The data from California confirms this safety record. There’s been one case of transmission for every 103,766 times football players have participated in informal workouts. For coaches, it’s one out of 69,622. No one has gone to the hospital.
One coach noted there have been baseball tournaments in almost every other state: “They’ve been run safely,” he said. “They’ve had high attendance. They’ve been done the right way. Players enter and exit the field with masks. Social distancing is required. Social distancing among fans is required. Wiping down equipment before and after the game is required.”
While no one can show meaningful harms from allowing youth sports, the harm of banning them is incalculable:
- Friendships: At the rally I attended, several students spoke about the friendships, camaraderie, and team-building that are part of playing sports, and how they feel like they’re being robbed of memories that would last a lifetime.
- Mental health: Coaches have reported the absence of sports “can lead to increases in mental health problems, like anxiety, ADHD and suicide.” Ron Gladnick, head football coach at Torrey Pines High School, said “more kids have come to him with trouble in the past 10 months than in his previous 14 years of coaching.” He said there are “kids who don’t want to get out of bed. ‘Why should I get out of bed? There’s nothing to get out of bed for.'”

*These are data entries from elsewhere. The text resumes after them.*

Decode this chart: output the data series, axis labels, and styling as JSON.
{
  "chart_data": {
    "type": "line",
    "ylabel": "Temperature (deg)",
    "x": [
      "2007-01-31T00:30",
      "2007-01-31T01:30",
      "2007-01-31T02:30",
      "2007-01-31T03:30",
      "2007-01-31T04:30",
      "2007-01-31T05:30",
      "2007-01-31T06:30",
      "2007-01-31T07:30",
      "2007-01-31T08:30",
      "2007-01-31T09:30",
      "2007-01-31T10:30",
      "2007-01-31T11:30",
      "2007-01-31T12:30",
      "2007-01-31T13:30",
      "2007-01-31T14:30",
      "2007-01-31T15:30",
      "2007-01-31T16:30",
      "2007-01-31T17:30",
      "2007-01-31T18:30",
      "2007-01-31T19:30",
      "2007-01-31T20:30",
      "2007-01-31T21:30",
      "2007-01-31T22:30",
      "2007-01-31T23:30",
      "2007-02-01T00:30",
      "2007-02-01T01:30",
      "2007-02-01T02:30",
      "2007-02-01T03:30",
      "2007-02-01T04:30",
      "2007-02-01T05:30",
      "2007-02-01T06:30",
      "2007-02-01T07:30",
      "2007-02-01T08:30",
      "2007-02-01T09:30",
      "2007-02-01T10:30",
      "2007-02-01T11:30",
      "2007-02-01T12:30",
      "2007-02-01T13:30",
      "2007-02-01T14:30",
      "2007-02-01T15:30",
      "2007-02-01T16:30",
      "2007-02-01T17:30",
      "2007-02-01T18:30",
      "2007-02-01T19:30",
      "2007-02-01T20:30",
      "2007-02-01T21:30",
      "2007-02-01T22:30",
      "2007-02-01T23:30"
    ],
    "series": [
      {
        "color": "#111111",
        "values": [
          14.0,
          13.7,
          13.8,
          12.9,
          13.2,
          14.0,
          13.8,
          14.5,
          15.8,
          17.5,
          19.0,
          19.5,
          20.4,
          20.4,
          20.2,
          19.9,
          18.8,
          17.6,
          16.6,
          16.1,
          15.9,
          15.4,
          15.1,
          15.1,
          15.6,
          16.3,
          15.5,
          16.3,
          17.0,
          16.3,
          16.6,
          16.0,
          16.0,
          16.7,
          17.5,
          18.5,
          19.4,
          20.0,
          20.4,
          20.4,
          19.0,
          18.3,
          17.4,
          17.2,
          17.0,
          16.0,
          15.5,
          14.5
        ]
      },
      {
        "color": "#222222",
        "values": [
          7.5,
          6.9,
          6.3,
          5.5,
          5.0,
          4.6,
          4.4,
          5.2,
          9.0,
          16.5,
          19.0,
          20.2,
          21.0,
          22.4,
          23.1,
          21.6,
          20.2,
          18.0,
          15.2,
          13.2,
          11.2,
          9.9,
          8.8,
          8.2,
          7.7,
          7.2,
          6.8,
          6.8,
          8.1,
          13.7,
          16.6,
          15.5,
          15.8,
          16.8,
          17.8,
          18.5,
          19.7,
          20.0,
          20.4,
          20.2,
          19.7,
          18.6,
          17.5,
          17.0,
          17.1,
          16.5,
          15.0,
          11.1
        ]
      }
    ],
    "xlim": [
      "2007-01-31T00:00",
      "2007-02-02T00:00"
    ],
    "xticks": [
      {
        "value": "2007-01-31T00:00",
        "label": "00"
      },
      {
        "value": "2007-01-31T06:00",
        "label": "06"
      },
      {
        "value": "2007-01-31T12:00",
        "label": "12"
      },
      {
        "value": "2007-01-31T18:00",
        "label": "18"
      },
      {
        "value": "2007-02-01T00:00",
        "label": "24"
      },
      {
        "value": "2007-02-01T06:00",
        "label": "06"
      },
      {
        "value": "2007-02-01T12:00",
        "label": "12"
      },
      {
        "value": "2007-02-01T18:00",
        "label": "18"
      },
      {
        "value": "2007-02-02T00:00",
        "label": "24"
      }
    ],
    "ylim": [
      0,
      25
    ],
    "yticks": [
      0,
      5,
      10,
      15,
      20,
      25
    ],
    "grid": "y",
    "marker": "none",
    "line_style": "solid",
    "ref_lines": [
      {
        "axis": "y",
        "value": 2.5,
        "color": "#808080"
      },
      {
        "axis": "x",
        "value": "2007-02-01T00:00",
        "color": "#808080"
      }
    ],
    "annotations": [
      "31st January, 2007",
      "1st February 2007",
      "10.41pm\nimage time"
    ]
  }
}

- Academics: Coaches noted that “without the competition element, some kids are losing interest in school and harming their education.” One sophomore said: “I think sports helps me focus in school. If I don’t have sports, I can’t focus. If I can’t focus, I can’t learn.”
- Recruiting: Student-athletes are losing opportunities to earn scholarships and play at the college level. One senior said, “I’ve gone my whole life playing baseball so being able to play in college would be a big honor, but the scouts, all these games if we miss it, the scouts won’t be able to see us.” While the NCAA is giving student-athletes an extra year of eligibility, there’s no such remedy for high school athletes.
- Transmission: Perversely, the ban may actually be increasing spread of COVID-19. Sports provide a safe and structured environment. When that goes away, some students might be “doing all sorts of things that helps spread the virus,” one coach said. In fact, “many athletes are gathering for pick-up games or even traveling out of state with their families for tournaments instead of staying home.”
The most infuriating response to Friday’s rallies came from San Diego Supervisor Nathan Fletcher: “If you’re facing 3rd and long, that’s a situation where you oughtta listen to football coaches,” he said. “If you’re facing a global pandemic, that is a situation where you oughtta make sure you’re listening to public health experts and doctors.”
That condescending remark sums up everything that’s gone wrong in California over the last year. Here’s how I responded at a recent Let Them Play rally:
Kids in California are seeing everything that’s wrong with our government, but they’re also discovering their own power to make their voices heard.
It’s so important that young people come out of this dark era not with a tolerance for authoritarianism but with an appreciation for its evils. They can help light the new spark of self-government we’re already seeing in the 1.4 million Recall signatures.